Getty Grants for Editorial Photography 2016
One of the more significant awards during the Visa pour l’Image pro week are the eagerly anticipated Getty Grants for Editorial Photography. This year, five photographers with very unique and personal projects have been recognised.
“The grants were established in 2004 and awards each of the recipients $10,000 for a project they wish to continue. We are delighted to be able to continue this,” said Aidan Sullivan, VP Photo Assignments, Getty Images, speaking to the audience at the press conference held this afternoon in Perpigan’s Palais des Congrès.
He added: “We received 459 submissions for 75 countries and this year we also have the first David Laidler Award which is in honour of our dear colleague who passed away last year.”

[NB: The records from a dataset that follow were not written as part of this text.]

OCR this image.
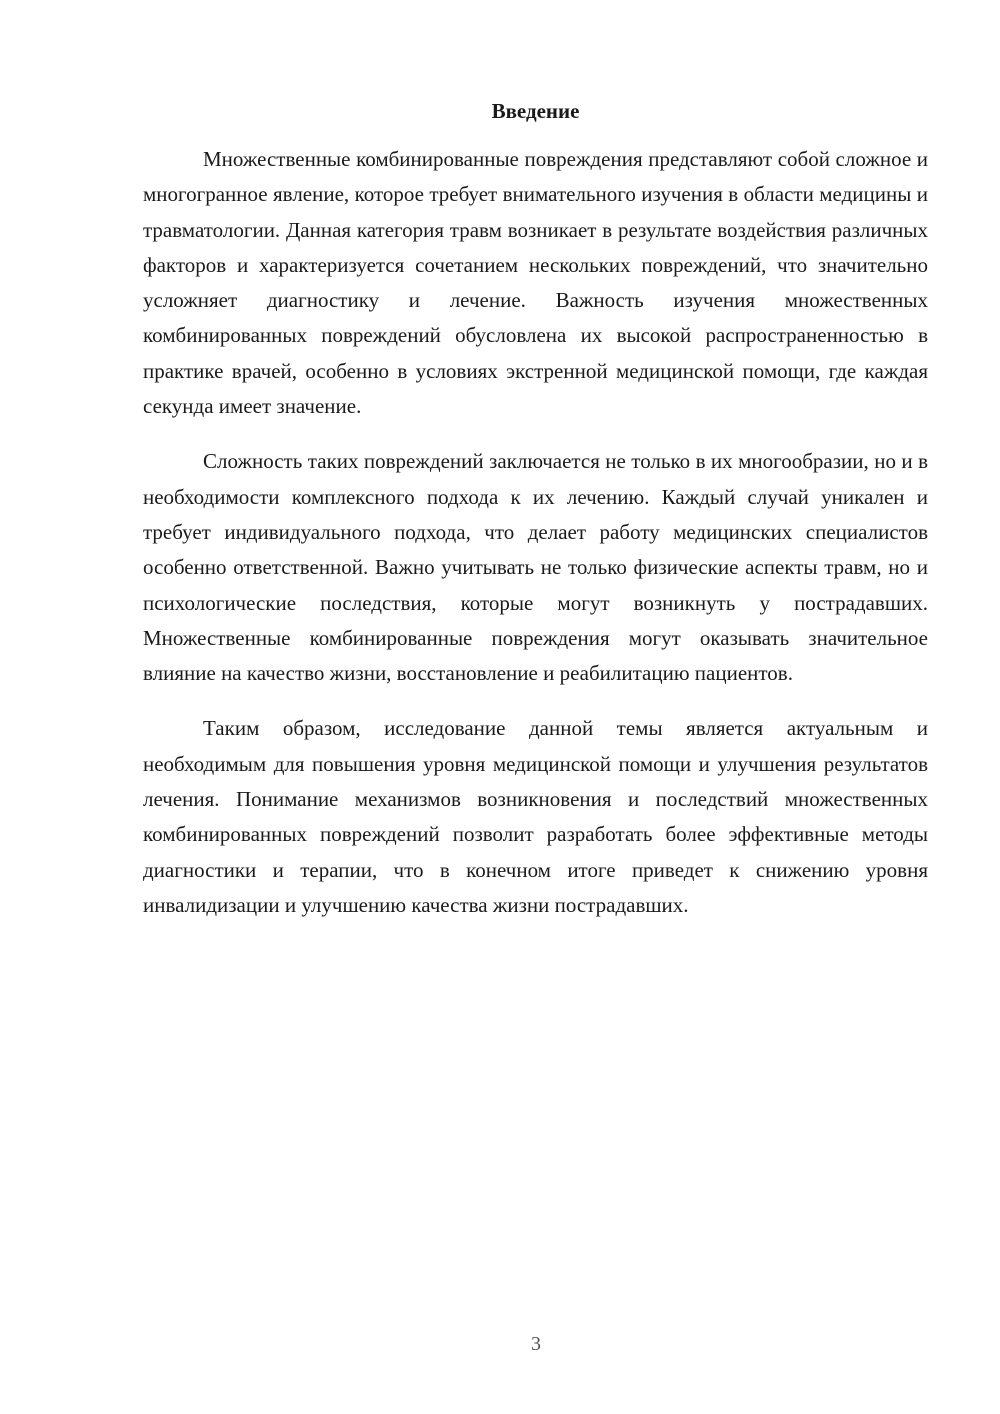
Введение

Множественные комбинированные повреждения представляют собой сложное и многогранное явление, которое требует внимательного изучения в области медицины и травматологии. Данная категория травм возникает в результате воздействия различных факторов и характеризуется сочетанием нескольких повреждений, что значительно усложняет диагностику и лечение. Важность изучения множественных комбинированных повреждений обусловлена их высокой распространенностью в практике врачей, особенно в условиях экстренной медицинской помощи, где каждая секунда имеет значение.

Сложность таких повреждений заключается не только в их многообразии, но и в необходимости комплексного подхода к их лечению. Каждый случай уникален и требует индивидуального подхода, что делает работу медицинских специалистов особенно ответственной. Важно учитывать не только физические аспекты травм, но и психологические последствия, которые могут возникнуть у пострадавших. Множественные комбинированные повреждения могут оказывать значительное влияние на качество жизни, восстановление и реабилитацию пациентов.

Таким образом, исследование данной темы является актуальным и необходимым для повышения уровня медицинской помощи и улучшения результатов лечения. Понимание механизмов возникновения и последствий множественных комбинированных повреждений позволит разработать более эффективные методы диагностики и терапии, что в конечном итоге приведет к снижению уровня инвалидизации и улучшению качества жизни пострадавших.

3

First to the stage was Mary F. Calvert, a two-time Pulitzer prize finalist and a former Canon Female Photojournalist Award winner. “For the past three years I have been working on a project on sexual trauma in the military and there is very little justice for them,” she said. “After the project I did on women, I started hearing from men who wanted to tell their story too. They face a different set of circumstances, and this is a story that found me, so I’d like to continue this with this Grant. I was very upfront with my subjects and told them I would show them at their most vulnerable. I was fortunate to have so many people who were ready to speak, as I know it would give other people the courage to come out. Some men spend their whole lives without telling anyone about this shame that shouldn’t really belong to them. I always try to photograph people with their dignity intact and I feel very honoured to be the person they trust to tell their story.”
Speaking on his success in the awards, Jonathan Torgovnik revealed more about his new personal project ‘The Hijacked Life of African Migrants in Johannesburg’.
“I’m really grateful to receive this grant. It’s a validation of what I am doing, which is documenting the lives of African migrants who have come to Johannesburg in search of a better life.”
“I didn't want to go to Europe because there are thousands of photographers there covering migration. But when I drove past these buildings in Johannesburg that were built in the Apartheid era, I saw that they were now home to these illegal migrants. Little is known about the many people who come to one of the most affluent cities in South Africa. There around 2 million illegal African migrants now in South Africa and I went to these buildings to see the terrible conditions they are living in and to try and tell their stories.”
Joining her fellow Grant recipients on stage was Katie Orlinsky, who said: “It makes me really proud to be associated with my fellow recipients here today. My project came from a chance assignment I did in the Alaskan arctic on a dog sled race. I could see climate change was affecting both the people, animals and the land. These are some of the poorest people in the US so they need to hunt on the land they live on. It’s important for community and family, and also their own spirit. But the sea ice has melted so much it’s become harder to hunt. The longer I spend there the more I realise how many stories there are there still to be covered.”
Next to be congratulated was Sergey Ponomarev, who talked about his project entitled ‘Exodus’ which deals with migration in Europe. “Right now European society has to deal with all these migrating people and we have to dig deeper and more carefully to show the lives of these people. This is now the second stage of this crisis. Most come from war torn countries and many have PTSD and they want to try and have new lives. That’s the story I wanted to focus on in the future part of this project.”
The final recipient was Kirsten Luce, winner this year of the David Laidler Memorial Award for her project ‘Border Insecurity’. Her personal project has been widely recognised already by publications and she said of her success today: “I am simultaneously elated and totally freaked out. I have continued to be fascinated by this region and tens of thousands of women and children pass through it every year, which prompted Obama to give it aid. Historically this border has never been secure. My intention is not to criticise but more to consider why and what we are so scared of and to what end we want to secure something that has never been secure before.”